The Great American Lobster Fest – Ok, so seafood in the Midwest is a bit scary to some coast huggers, and being originally from New England I can empathize with the sentiment, but fresh lobster is flown in every day. Then it’s steamed, rolled, bisqued, tacoed, cheese mac’ed or whatever you please. It happens at the very end of Navy Pier (the one time I’ll steer you there), it has games and music, offers great views of the cityscape and provides front row seats to the extremely popular Chicago Air and Water Show. Oh, and if you and five friends have the appetite there’s a lobster eating contest — One hour. 30 lbs. Go.
Rib Fest – Most people don’t think of barbeque when they think of Chicago; wrong, wrong and more wrong. In fact, Chicago has two distinct kinds of barbeque, north and south side. Ribs are among my favorite food. And Chicago has a plethora of places that live and die by their ribs, ok. But this is another one of the huge selection of “free” festivals (most festivals expect a $5-$7 donation) that gathers great restaurants and hungry Chicagoans.

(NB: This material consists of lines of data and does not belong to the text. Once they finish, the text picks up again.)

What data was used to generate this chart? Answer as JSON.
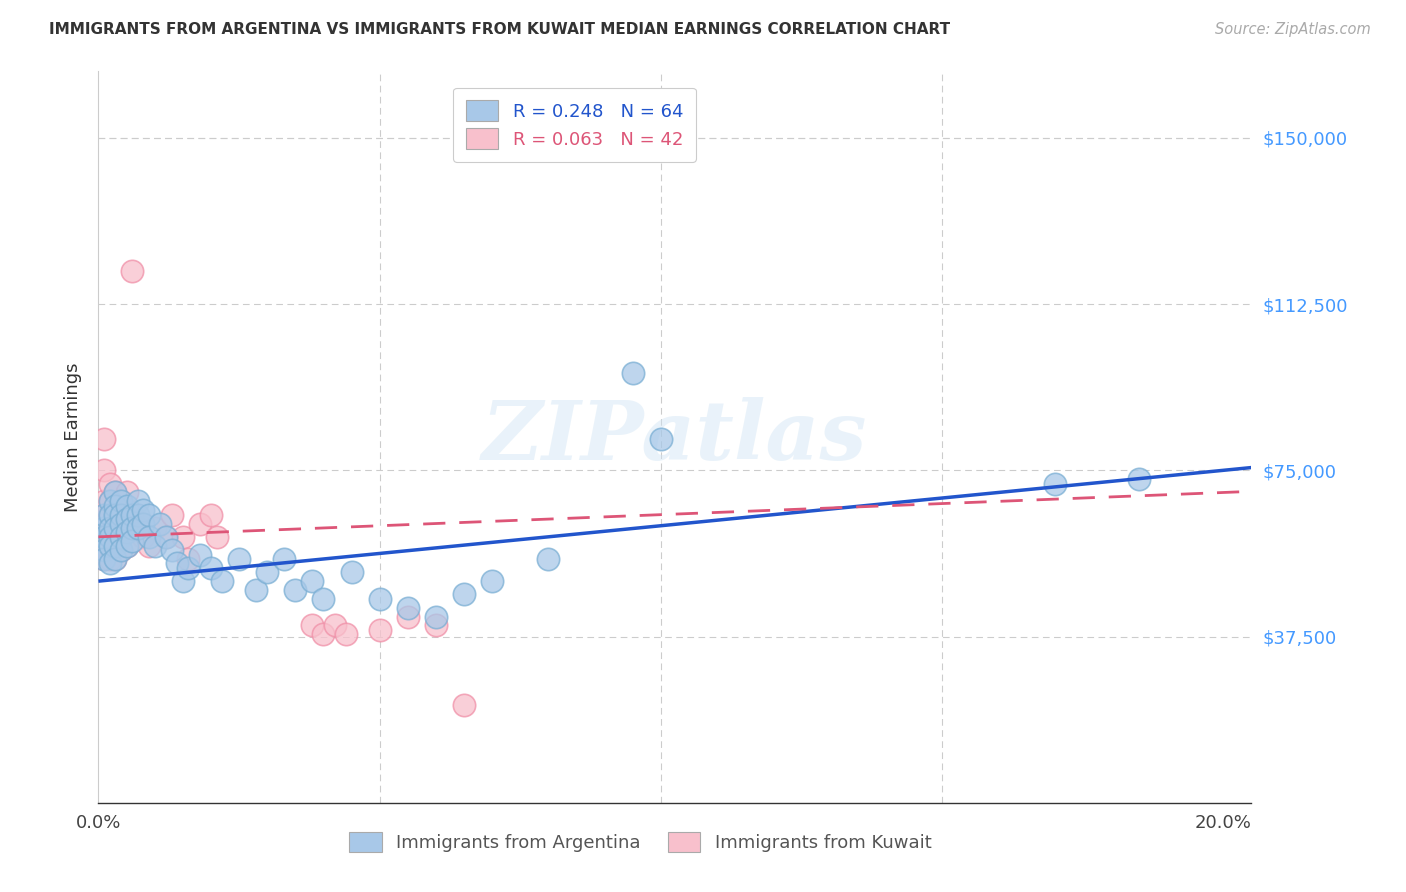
{
  "title": "IMMIGRANTS FROM ARGENTINA VS IMMIGRANTS FROM KUWAIT MEDIAN EARNINGS CORRELATION CHART",
  "source": "Source: ZipAtlas.com",
  "ylabel": "Median Earnings",
  "ytick_vals": [
    0,
    37500,
    75000,
    112500,
    150000
  ],
  "ytick_labels": [
    "",
    "$37,500",
    "$75,000",
    "$112,500",
    "$150,000"
  ],
  "xlim": [
    0.0,
    0.205
  ],
  "ylim": [
    0,
    165000
  ],
  "argentina_color": "#a8c8e8",
  "argentina_edge_color": "#7bafd4",
  "kuwait_color": "#f8c0cc",
  "kuwait_edge_color": "#f090a8",
  "argentina_line_color": "#2255cc",
  "kuwait_line_color": "#dd5577",
  "watermark": "ZIPatlas",
  "arg_line_intercept": 50000,
  "arg_line_slope": 125000,
  "kuw_line_intercept": 60000,
  "kuw_line_slope": 50000,
  "argentina_x": [
    0.001,
    0.001,
    0.001,
    0.001,
    0.001,
    0.002,
    0.002,
    0.002,
    0.002,
    0.002,
    0.002,
    0.003,
    0.003,
    0.003,
    0.003,
    0.003,
    0.003,
    0.004,
    0.004,
    0.004,
    0.004,
    0.004,
    0.005,
    0.005,
    0.005,
    0.005,
    0.006,
    0.006,
    0.006,
    0.007,
    0.007,
    0.007,
    0.008,
    0.008,
    0.009,
    0.009,
    0.01,
    0.011,
    0.012,
    0.013,
    0.014,
    0.015,
    0.016,
    0.018,
    0.02,
    0.022,
    0.025,
    0.028,
    0.03,
    0.033,
    0.035,
    0.038,
    0.04,
    0.045,
    0.05,
    0.055,
    0.06,
    0.065,
    0.07,
    0.08,
    0.095,
    0.1,
    0.17,
    0.185
  ],
  "argentina_y": [
    62000,
    65000,
    60000,
    57000,
    55000,
    68000,
    65000,
    62000,
    60000,
    58000,
    54000,
    70000,
    67000,
    65000,
    62000,
    58000,
    55000,
    68000,
    65000,
    63000,
    60000,
    57000,
    67000,
    64000,
    61000,
    58000,
    65000,
    62000,
    59000,
    68000,
    65000,
    62000,
    66000,
    63000,
    65000,
    60000,
    58000,
    63000,
    60000,
    57000,
    54000,
    50000,
    53000,
    56000,
    53000,
    50000,
    55000,
    48000,
    52000,
    55000,
    48000,
    50000,
    46000,
    52000,
    46000,
    44000,
    42000,
    47000,
    50000,
    55000,
    97000,
    82000,
    72000,
    73000
  ],
  "kuwait_x": [
    0.001,
    0.001,
    0.001,
    0.001,
    0.001,
    0.001,
    0.001,
    0.002,
    0.002,
    0.002,
    0.002,
    0.002,
    0.003,
    0.003,
    0.003,
    0.003,
    0.004,
    0.004,
    0.004,
    0.005,
    0.005,
    0.005,
    0.006,
    0.007,
    0.008,
    0.009,
    0.01,
    0.012,
    0.013,
    0.015,
    0.016,
    0.018,
    0.02,
    0.021,
    0.038,
    0.04,
    0.042,
    0.044,
    0.05,
    0.055,
    0.06,
    0.065
  ],
  "kuwait_y": [
    82000,
    75000,
    68000,
    65000,
    62000,
    58000,
    55000,
    72000,
    68000,
    65000,
    60000,
    55000,
    70000,
    65000,
    60000,
    55000,
    68000,
    63000,
    57000,
    70000,
    65000,
    58000,
    120000,
    63000,
    60000,
    58000,
    62000,
    60000,
    65000,
    60000,
    55000,
    63000,
    65000,
    60000,
    40000,
    38000,
    40000,
    38000,
    39000,
    42000,
    40000,
    22000
  ]
}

It offers the tchotchkes and music that are so common at these events, but you go for the ribs done in every style and in every sauce and all of them done right; oh so right. Need I say more?
Chicago Gourmet – If messy meat is not to your liking, then it’s probably because you have a touch of etiquette to your persona. Chicago is everything you want your food experience to be, and if you want fine wine and fine foods in a festival scene, believe it or not, Chicago can do that too. Master chefs and sommeliers, a sea of recognizable faces and over a 150 local fine dining establishments are present for this occasion, so pinkies up while fine wine and food go down.
Berghoff Oktoberfest – Brats, beer, pretzels, beer, spaetzle, beer, pickled everything and they also serve beer. It’s an Oktoberfest among a heavily Northern European ethnicity (Polish metropolitan population second only to Warsaw), it’s big, it’s been around forever and it’s kind of like an initiation into becoming a true Chicagoan. Otherwise, you’d have to attend the Kris Kringle Market and that’s during a painfully cold time of year, albeit still fun.